As we left town, a quick stop at the store yielded the mother lode: lake perch, walleye, homemade pierogies (potato, cheese and kraut), and fresh homemade, home-cured sauerkraut. The store owner said her mother was currently lamenting the delay in receiving the fresh crop of cabbage from the local farmer before the frost hurt the crop.

We packed up the cooler and lit out feeling like we had just discovered the true richness of Erie.
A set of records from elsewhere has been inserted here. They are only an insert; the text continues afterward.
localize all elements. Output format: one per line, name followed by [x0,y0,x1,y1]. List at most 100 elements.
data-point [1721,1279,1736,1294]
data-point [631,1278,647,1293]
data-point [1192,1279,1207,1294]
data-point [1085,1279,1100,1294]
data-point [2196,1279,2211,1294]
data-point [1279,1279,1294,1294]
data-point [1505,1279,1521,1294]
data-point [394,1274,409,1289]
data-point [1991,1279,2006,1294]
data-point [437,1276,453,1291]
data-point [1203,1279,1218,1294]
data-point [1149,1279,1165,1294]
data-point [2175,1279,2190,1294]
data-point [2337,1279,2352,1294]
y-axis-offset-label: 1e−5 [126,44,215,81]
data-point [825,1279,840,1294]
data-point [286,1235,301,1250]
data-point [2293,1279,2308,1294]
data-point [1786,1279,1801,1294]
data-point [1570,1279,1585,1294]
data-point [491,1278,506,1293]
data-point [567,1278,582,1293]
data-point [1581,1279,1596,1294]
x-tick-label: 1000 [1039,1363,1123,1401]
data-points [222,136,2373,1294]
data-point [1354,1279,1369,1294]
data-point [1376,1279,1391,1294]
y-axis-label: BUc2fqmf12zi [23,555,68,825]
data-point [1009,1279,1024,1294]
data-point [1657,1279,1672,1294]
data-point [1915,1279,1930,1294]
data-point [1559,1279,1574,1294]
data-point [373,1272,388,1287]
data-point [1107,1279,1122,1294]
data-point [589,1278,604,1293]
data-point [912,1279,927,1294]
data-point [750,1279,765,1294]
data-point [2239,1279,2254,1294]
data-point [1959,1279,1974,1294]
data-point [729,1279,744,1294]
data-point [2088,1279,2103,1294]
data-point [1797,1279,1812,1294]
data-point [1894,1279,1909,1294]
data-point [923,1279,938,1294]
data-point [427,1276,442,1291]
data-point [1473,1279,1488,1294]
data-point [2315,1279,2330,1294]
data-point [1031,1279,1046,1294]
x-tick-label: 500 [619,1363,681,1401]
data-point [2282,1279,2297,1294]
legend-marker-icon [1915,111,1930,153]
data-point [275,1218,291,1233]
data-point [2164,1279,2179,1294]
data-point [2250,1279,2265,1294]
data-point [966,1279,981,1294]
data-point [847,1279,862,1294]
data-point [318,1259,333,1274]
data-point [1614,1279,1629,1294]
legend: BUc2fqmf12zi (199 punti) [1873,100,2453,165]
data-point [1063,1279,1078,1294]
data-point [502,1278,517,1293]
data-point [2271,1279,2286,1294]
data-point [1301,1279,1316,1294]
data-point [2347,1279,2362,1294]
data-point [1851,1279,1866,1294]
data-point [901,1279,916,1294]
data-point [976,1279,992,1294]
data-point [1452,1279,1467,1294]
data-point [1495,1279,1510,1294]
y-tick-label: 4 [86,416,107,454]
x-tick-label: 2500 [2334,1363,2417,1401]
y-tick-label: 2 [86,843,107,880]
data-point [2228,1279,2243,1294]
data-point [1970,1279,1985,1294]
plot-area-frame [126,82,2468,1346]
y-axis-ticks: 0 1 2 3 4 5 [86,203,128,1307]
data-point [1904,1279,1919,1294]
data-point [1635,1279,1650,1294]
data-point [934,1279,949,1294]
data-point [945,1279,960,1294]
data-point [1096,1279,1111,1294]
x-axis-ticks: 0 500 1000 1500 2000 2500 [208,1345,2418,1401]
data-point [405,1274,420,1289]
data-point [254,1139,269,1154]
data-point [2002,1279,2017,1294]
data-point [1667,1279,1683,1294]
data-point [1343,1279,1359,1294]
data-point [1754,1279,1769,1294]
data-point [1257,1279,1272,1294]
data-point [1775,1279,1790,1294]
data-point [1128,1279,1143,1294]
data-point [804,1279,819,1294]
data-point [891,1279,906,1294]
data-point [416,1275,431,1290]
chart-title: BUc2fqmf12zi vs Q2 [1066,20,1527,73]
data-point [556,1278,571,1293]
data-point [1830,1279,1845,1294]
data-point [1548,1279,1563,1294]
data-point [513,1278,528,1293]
The Valley has values like that one everywhere.  In the Valley, our value is in our people and our places. I see the value in our people every day: In our work ethic, our creativity and our hospitality, and in the constant community that comes from being members of the Susquehanna River Valley. In our places we have the beauty of the river and the unique charm of each of our hometowns, not to mention in the history our area holds. Erie has its own unique value as well, but in as great a “hundred-dollar millionaire” lakefront city, you have to look a whole lot harder to find value than you do in the Valley.

And you may recall the story of my great uncle Daten.  He came to town on Saturday for a load of lime.  I worked in the feed mill at the time and loaded the two tons of it into his truck.  When I finished, he gave a quarter as a tip.  I looked at him for a while, then the quarter and then remarked, “But Uncle Daten, we’re related!”

So he took the quarter back. My first lesson in the word, “VALUE.”